In het Erasmus MC werken de hoofdhals-chirurgen en patholoog sinds 2013 nauwer samen bij de operatieve verwijdering van tumoren in de mondholte. Zodra de chirurg de tumor heeft verwijderd, bekijkt patholoog Senada Koljenovic nog tijdens de operatie of de snijranden vrij zijn van tumorcellen. Is dat niet het geval, dan kan meteen nog wat extra weefsel worden verwijderd. Voorheen bekeek de patholoog het weefsel pas in de weken na de operatie.
Langer overleven
Een uitgebreide evaluatie van ruim 400 mondholtekankerpatiënten laat zien dat een patholoog op de operatiekamer zijn vruchten afwerpt. ‘Sinds we deze methode gebruiken, zien we veel minder vaak dat er tumorcellen achterblijven na de operatie. Voorheen was dat in 43 procent van de gevallen, versus 16 procent van de gevallen nu. Ook komt de tumor minder vaak terug en overleven patiënten langer. Het percentage patiënten dat na vijf jaar na de operatie nog leeft, stijgt van 49 procent als er tumorcellen achterblijven naar 84 procent bij tumorvrije snijranden, legt kno-arts in opleiding Roeland Smits uit.

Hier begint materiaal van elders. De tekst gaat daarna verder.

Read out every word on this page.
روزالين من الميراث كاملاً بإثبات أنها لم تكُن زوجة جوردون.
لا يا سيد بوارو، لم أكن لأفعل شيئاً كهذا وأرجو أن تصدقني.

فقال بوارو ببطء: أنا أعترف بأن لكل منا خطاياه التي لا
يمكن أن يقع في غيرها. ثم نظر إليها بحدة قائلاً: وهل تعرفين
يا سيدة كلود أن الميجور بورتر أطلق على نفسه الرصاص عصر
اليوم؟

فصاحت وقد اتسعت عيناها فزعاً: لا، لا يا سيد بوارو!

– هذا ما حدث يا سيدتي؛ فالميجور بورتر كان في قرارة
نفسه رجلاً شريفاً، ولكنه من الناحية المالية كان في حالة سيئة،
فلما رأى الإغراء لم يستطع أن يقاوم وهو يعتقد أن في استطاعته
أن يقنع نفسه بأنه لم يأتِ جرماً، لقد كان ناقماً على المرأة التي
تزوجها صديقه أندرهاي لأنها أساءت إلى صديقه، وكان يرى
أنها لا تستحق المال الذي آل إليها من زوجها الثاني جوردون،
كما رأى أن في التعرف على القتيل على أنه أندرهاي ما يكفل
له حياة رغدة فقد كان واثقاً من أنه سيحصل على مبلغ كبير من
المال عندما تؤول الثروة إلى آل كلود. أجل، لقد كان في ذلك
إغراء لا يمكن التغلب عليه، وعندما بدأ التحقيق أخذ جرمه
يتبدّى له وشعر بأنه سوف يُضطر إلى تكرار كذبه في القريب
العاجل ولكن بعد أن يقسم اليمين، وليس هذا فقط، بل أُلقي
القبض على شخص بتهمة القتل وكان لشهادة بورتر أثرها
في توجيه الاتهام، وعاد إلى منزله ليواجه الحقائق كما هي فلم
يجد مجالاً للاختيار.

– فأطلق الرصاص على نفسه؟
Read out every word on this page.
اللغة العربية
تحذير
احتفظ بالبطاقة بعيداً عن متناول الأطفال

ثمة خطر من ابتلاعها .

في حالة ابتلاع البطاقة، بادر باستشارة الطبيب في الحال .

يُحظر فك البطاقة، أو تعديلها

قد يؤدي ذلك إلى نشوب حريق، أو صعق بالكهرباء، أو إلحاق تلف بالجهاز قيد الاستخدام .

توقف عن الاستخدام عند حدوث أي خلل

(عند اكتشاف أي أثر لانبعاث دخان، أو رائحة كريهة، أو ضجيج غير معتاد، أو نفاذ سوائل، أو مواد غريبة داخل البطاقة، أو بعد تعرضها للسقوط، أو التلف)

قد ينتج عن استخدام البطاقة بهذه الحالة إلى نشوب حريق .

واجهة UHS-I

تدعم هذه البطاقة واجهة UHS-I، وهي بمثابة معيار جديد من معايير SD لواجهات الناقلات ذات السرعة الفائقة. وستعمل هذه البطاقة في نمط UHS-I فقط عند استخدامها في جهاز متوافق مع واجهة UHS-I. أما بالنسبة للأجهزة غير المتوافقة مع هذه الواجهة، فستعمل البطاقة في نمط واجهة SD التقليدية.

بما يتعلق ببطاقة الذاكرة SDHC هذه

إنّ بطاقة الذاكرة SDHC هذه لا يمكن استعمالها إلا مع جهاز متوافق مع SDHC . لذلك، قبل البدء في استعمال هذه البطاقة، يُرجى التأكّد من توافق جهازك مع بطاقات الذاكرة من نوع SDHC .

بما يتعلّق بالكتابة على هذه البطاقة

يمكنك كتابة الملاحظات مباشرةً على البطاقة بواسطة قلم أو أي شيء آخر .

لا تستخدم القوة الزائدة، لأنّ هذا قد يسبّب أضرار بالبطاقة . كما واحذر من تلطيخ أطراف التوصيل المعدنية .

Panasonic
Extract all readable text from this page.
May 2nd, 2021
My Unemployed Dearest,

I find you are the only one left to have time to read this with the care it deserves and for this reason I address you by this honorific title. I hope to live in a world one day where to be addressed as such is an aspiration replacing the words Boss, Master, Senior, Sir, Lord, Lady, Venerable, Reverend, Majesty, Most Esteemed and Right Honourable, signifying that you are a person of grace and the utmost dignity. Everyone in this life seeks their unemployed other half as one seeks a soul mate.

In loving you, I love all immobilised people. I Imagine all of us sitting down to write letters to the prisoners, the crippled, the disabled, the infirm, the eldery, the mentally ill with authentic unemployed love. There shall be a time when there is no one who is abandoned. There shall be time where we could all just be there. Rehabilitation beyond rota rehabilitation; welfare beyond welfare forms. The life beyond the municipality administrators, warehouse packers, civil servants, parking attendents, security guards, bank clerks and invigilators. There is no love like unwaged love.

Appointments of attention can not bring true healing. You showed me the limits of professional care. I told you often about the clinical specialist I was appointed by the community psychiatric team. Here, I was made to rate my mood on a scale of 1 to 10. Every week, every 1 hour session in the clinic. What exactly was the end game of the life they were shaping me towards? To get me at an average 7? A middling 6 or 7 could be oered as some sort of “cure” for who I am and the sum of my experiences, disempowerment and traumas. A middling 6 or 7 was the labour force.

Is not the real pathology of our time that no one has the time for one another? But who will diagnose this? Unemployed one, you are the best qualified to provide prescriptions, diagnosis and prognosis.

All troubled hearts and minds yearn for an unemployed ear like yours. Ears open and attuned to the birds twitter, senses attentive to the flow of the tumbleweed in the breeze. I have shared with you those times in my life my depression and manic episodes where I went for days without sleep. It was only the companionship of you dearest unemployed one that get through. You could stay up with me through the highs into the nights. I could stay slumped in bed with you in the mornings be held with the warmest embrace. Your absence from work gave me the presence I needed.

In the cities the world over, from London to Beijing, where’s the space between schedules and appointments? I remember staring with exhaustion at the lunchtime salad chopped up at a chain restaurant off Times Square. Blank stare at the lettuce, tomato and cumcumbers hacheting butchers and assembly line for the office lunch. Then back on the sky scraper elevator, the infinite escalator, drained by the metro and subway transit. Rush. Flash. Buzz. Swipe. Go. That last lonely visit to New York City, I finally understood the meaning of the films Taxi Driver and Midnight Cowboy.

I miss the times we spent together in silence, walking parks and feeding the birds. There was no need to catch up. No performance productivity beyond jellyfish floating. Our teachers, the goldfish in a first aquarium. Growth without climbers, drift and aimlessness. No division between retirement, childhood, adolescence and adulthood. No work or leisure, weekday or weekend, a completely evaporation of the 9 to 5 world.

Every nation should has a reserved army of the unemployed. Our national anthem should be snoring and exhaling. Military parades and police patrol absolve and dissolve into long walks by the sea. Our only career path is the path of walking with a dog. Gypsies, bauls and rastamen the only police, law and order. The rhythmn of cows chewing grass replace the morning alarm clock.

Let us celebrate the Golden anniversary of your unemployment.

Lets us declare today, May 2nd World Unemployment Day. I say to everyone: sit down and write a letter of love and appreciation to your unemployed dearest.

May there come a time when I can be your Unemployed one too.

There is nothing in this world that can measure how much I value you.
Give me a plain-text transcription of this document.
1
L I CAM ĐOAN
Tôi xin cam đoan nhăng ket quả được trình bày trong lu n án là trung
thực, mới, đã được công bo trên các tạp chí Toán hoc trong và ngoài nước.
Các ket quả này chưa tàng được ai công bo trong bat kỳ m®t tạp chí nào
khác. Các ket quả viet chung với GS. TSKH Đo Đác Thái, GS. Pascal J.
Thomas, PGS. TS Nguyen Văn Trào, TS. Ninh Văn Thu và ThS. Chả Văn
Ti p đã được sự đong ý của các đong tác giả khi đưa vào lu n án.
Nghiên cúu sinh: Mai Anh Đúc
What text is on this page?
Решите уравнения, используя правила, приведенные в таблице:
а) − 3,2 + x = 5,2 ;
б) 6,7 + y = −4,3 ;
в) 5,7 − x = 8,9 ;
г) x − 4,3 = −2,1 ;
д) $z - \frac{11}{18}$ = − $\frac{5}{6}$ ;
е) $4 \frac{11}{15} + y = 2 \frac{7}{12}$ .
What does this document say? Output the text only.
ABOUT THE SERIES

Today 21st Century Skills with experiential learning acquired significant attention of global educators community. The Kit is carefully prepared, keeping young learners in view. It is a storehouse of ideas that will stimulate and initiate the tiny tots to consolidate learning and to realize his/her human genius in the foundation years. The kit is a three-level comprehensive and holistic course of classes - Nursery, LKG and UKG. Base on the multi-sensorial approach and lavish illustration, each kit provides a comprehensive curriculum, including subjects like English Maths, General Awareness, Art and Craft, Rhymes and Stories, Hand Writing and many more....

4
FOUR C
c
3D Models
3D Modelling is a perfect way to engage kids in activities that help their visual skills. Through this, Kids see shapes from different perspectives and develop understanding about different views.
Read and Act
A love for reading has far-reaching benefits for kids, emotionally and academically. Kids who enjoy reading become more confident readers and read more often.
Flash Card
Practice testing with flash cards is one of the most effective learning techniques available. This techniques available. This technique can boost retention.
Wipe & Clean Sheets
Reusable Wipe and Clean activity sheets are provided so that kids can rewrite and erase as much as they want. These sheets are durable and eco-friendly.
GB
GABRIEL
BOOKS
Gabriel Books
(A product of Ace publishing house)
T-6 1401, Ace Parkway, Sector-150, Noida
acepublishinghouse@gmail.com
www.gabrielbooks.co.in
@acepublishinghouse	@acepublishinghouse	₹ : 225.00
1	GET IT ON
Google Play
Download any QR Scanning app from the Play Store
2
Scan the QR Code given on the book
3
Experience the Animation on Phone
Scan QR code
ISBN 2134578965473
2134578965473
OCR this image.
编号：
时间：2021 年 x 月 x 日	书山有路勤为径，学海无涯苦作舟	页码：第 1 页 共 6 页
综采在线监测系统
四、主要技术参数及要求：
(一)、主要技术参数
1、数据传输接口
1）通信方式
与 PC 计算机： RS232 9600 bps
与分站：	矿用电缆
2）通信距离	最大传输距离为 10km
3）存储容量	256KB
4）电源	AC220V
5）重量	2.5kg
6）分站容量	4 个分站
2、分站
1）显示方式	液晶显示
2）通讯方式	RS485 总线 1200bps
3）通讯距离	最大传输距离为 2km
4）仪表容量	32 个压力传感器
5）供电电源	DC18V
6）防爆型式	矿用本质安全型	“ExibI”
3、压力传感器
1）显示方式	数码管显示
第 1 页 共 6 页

Samen met collega’s publiceerde hij zijn bevindingen in Frontiers in Oncology.
Lastig verschil te zien
Juist het in één keer verwijderen van de complete tumor is zo belangrijk, vertelt Smits. ‘Bijvoorbeeld diep in de mondbodem is het lastig om het verschil te zien tussen gezond weefsel en tumorweefsel. We proberen de tumor weg te snijden met een marge van gezond weefsel rondom, maar soms blijven er helaas toch tumorcellen achter. Deze kunnen weer gaan groeien. Het gevolg is dat de patiënt dan opnieuw moet worden geopereerd, of bestraling of chemotherapie moet ondergaan.’
First-time-right
Ook prof. dr. Robert Jan Baatenburg de Jong is enthousiast over de resultaten. ‘Van alle factoren die invloed hebben op de prognose van de patiënt, is de kwaliteit van de operatie de enige die we kunnen beïnvloeden. Dat lukt blijkbaar heel goed door deze samenwerking met de patholoog. Je zou het een first time right-operatie kunnen noemen. De winst hiervan is groter dan van bijvoorbeeld het toevoegen van chemotherapie of immuuntherapie aan de behandeling.’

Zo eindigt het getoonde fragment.